The researchers combined the results to identify regions, or thermal signatures, that were likely to be koalas, as opposed to people or kangaroos. If the locations of these heat signatures matched those of the known radio-tagged koalas, they were identified as being a koala. If they didn’t match, they could have been other, untagged koalas, or other similar-sized animals such as large birds or possums.
The process tracked the position of detected koalas over multiple image frames to reduce repeated detections of the same animal and to enable the researchers to manually review each set of detections to see where and when the koala came into view and disappeared from view, comparing these to the GPS coordinates. The researchers recorded the time it took to identify all possible candidate signatures automatically and manually for each survey to determine which was more efficient.
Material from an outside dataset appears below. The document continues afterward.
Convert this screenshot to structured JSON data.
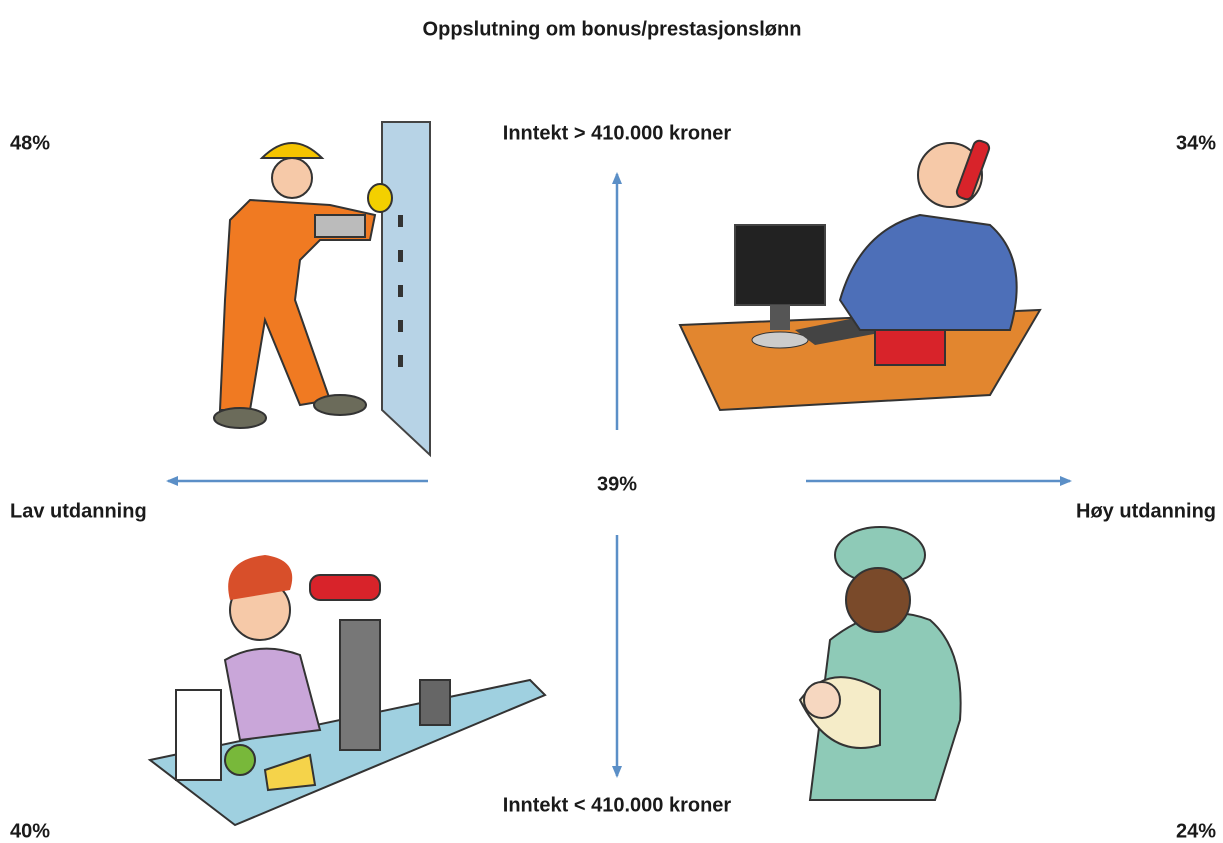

Technology for better, more efficient outcomes
The study showed that surveying the animals with the drones was faster and cheaper than covering the same area with human observers, and was, the researchers wrote, a more reliable and less invasive way to detect koalas. Moreover, combining the two object-detection algorithms to analyze the drone-based thermal imagery provided an accurate way to detect koalas in their complex environments.
“We’ve made a broad comparison of how our method compares to what expert observers can do,” Hamilton said. “We’ve compared a human looking at the thermal imagery and the machine learning algorithm automatically classifying koalas. The machine learning did better.”
The new method detected between 78 and 100 percent of the target species — a higher probability of detection, the researchers wrote in their paper, than that realized in several previous studies that used automated methods to detect animals in the wild from aerial images. These included studies of dugongs, which live at low densities, and bears, which inhabit complex environments, as well as several species that occur in more open environments, such as nesting seabirds and large African mammals.
The researchers also wrote that their automated detection method yielded a higher probability of detection and a lower or comparable rate of false positive error (flagging a koala in an image where there isn’t one) in the same amount of time as manual assessment of the imagery. Moreover, much of the time needed for the automated detection method was computer processing time that could run while researchers did something else.
Measuring and comparing error rates of the automated versus manual detection methods was a key aim of the new study.
Every method has some error associated with it. “What you need to do in ecology,” Hamilton said, “is to understand what that error is for the different methods, and then you can start to understand how your management is having an impact.”
If, for instance, a research team surveys a species several times and finds a widely different number each time, its estimation of the number of animals there could be close to or far from the actual number. If the team repeats the survey a year later and again has high variation in its counts (i.e. large error bounds), they don’t actually know if the population has gone up or gone down because there’s so much error.
“To monitor well,” Hamilton said, “you need to establish what the error bounds are and you need to get accurate methods, and that’s what we’ve done.”
The researchers said that others should be able to apply their methods to survey a range of other species, including those that, like koalas, are sparsely distributed in structurally complex environments and over relatively large areas. Hamilton said the research team planned to apply the new method to detect non-native feral deer, which he said are a problem up and down Australia’s east coast.
Citation
Corcoran, E., Denman, S., Hanger, J., Wilson, B., & Hamilton, G. (2019). Automated detection of koalas using low-level aerial surveillance and machine learning. Scientific reports, 9(1), 3208.